They waited 24 years for this?

The Washington Capitals played host to a Stanley Cup finals game for the first time in franchise history Saturday night, drawing a screaming sellout crowd of 19,740 to the MCI Center for the momentous event.

Unfortunately, the Capitals gave the pom-pon waving fans very little to cheer about. Washington fell behind the defending champion Detroit Red Wings 35 seconds into the game and played catchup for most of the 2-1 loss to the defending champion Detroit Red Wings.

Home-ice advantage made no difference for the Capitals, who have lost all three games of the series by one goal. Washington wasted a 32-save effort from Olaf Kolzig to fall into a deep hole in the best-of-7 series.

Only one team in history has ever come back from a 3-0 deficit in a Stanley Cup finals, and the Capitals have thus far given no indication that they're going to add their name to the very short list.

"We just have to concentrating on winning the next game Tuesday," Kolzig said. "The worst thing we can do now is think about having to win four straight."

Put it this way: If President Clinton wants to see another hockey game this season he'd better show up Tuesday night, because it looks as if Game 6, scheduled for next Saturday for the MCI Center, isn't going to happen.

It was yet another frustrating performance by the Capitals, who had seemingly put an end to their tradition of playoff failure by winning the Eastern Conference championship for the first time.

Instead, the Capitals appear poised to be swept by a Detroit team that has proven itself to be just a little bit better on both ends of the ice.

"Detroit has been persistent and appears to be on a mission," Capitals coach Ron Wilson said.

Detroit outshot the Capitals 34-18, including 13-1 in the first period.

"What can you say? We had a bad start to the game," Wilson said. "We basically didn't show up in the first period."

It's not just the first period; Detroit has outshot the Capitals 125-68 in the three games.

"I don't think we're skating hard enough as a team to get shots and I don't think we're throwing the puck to the net enough," left wing Craig Berube said.
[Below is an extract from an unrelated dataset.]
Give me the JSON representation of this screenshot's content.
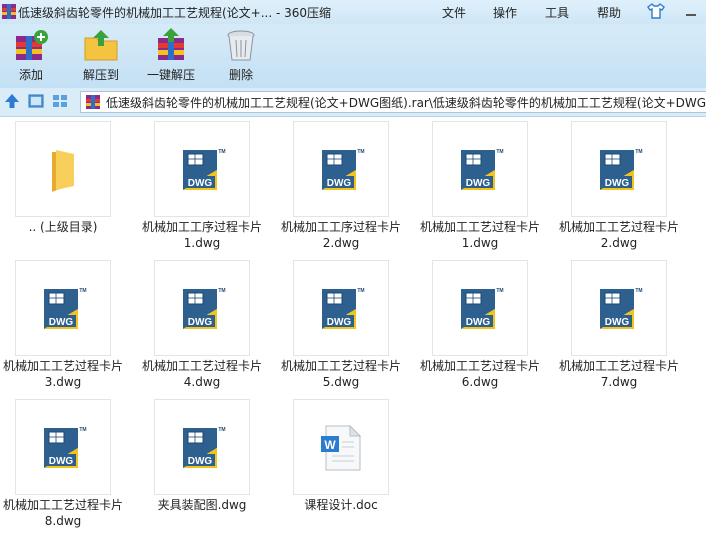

"A lot of their shots aren't ones that they're always going to make. But they throw the puck at the net and then they crash the net. We don't do that," Berube concluded.

After trailing 1-0 for most of the game, the Capitals managed to make it 1-1 with 9:25 left in the third period on a power-play goal by Brian Bellows.
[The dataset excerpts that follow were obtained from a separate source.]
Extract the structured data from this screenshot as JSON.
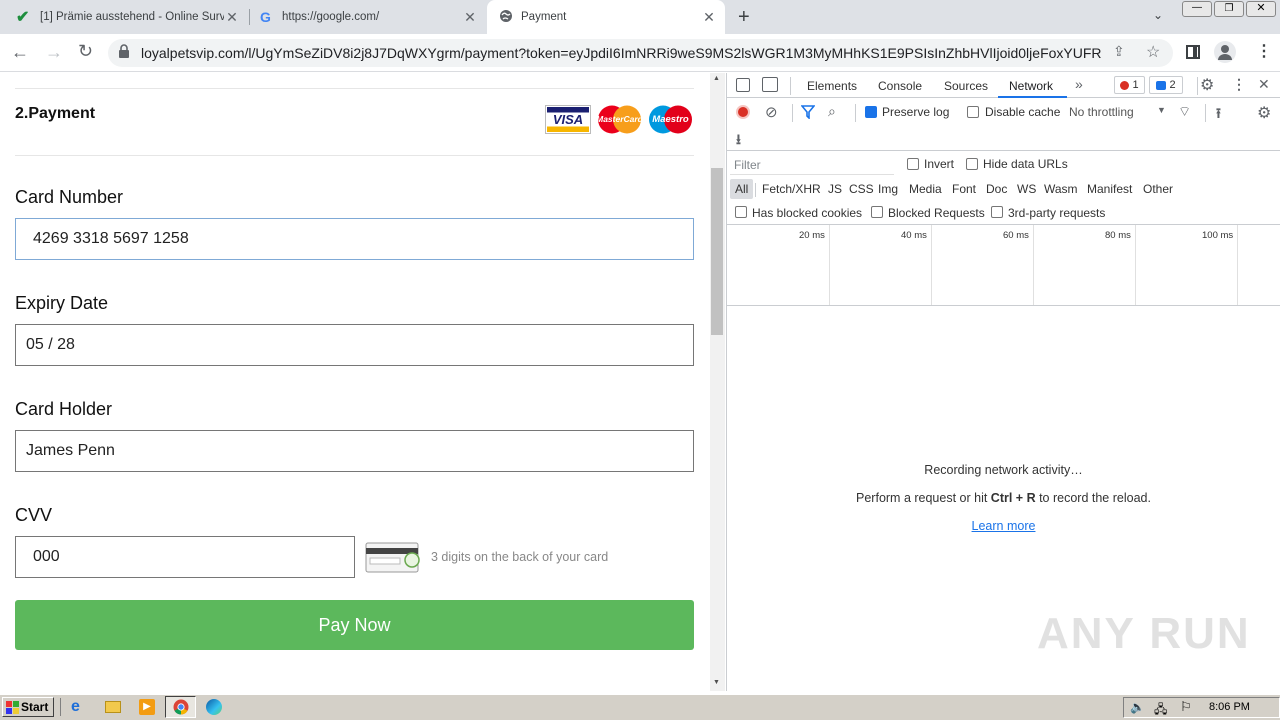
{
  "browser": {
    "tabs": [
      {
        "title": "[1] Prämie ausstehend - Online Surv",
        "icon": "check-icon"
      },
      {
        "title": "https://google.com/",
        "icon": "google-icon"
      },
      {
        "title": "Payment",
        "icon": "globe-icon"
      }
    ],
    "new_tab": "+",
    "url": "loyalpetsvip.com/l/UgYmSeZiDV8i2j8J7DqWXYgrm/payment?token=eyJpdiI6ImNRRi9weS9MS2lsWGR1M3MyMHhKS1E9PSIsInZhbHVlIjoid0ljeFoxYUFRNEF..."
  },
  "payment": {
    "section_title": "2.Payment",
    "card_logos": [
      "VISA",
      "MasterCard",
      "Maestro"
    ],
    "card_number_label": "Card Number",
    "card_number_value": "4269 3318 5697 1258",
    "expiry_label": "Expiry Date",
    "expiry_value": "05 / 28",
    "holder_label": "Card Holder",
    "holder_value": "James Penn",
    "cvv_label": "CVV",
    "cvv_value": "000",
    "cvv_hint": "3 digits on the back of your card",
    "pay_button": "Pay Now",
    "pay_color": "#5cb85c"
  },
  "devtools": {
    "tabs": [
      "Elements",
      "Console",
      "Sources",
      "Network"
    ],
    "active_tab": "Network",
    "more": "»",
    "error_count": "1",
    "message_count": "2",
    "preserve_log": "Preserve log",
    "disable_cache": "Disable cache",
    "throttling": "No throttling",
    "filter_placeholder": "Filter",
    "invert": "Invert",
    "hide_data_urls": "Hide data URLs",
    "type_filters": [
      "All",
      "Fetch/XHR",
      "JS",
      "CSS",
      "Img",
      "Media",
      "Font",
      "Doc",
      "WS",
      "Wasm",
      "Manifest",
      "Other"
    ],
    "has_blocked_cookies": "Has blocked cookies",
    "blocked_requests": "Blocked Requests",
    "third_party": "3rd-party requests",
    "timeline_ticks": [
      "20 ms",
      "40 ms",
      "60 ms",
      "80 ms",
      "100 ms"
    ],
    "recording": "Recording network activity…",
    "perform_prefix": "Perform a request or hit ",
    "perform_keys": "Ctrl + R",
    "perform_suffix": " to record the reload.",
    "learn_more": "Learn more"
  },
  "watermark": "ANY RUN",
  "taskbar": {
    "start": "Start",
    "clock": "8:06 PM",
    "apps": [
      "ie-icon",
      "folder-icon",
      "media-icon",
      "chrome-icon",
      "edge-icon"
    ]
  }
}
"I thought, `OK, it's time for us to turn it around,"' Kolzig said.

The deadlock lasted exactly 4 minutes and 33 seconds before Sergei Fedorov scored for the Red Wings with 4:25 remaining to put Detroit ahead anput the crowd into a stunned silence.

"Fedorov made a great play," Kolzig said. "I think the puck took off higher than he planned."

Washington took the first shot of the game, then went nearly 20 minutes before taking another one. The bottom line: you can't score if you don't shoot.

"Detroit seems to be bringing five guys in front of the goalie," Washington's Sergei Gonchar said. "We have to shoot through their legs and everything, whatever."

Detroit had a 16-1 advantage in shots early in the second period before Washington finally got some flow in its offense.

"I wouldn't say they dominated us," Kolzig said. "They scored early and that took the wind out of our sails. But were able to get into the flow in the second period. I thought we responded well."

Perhaps, but it all added up to yet another one-goal loss.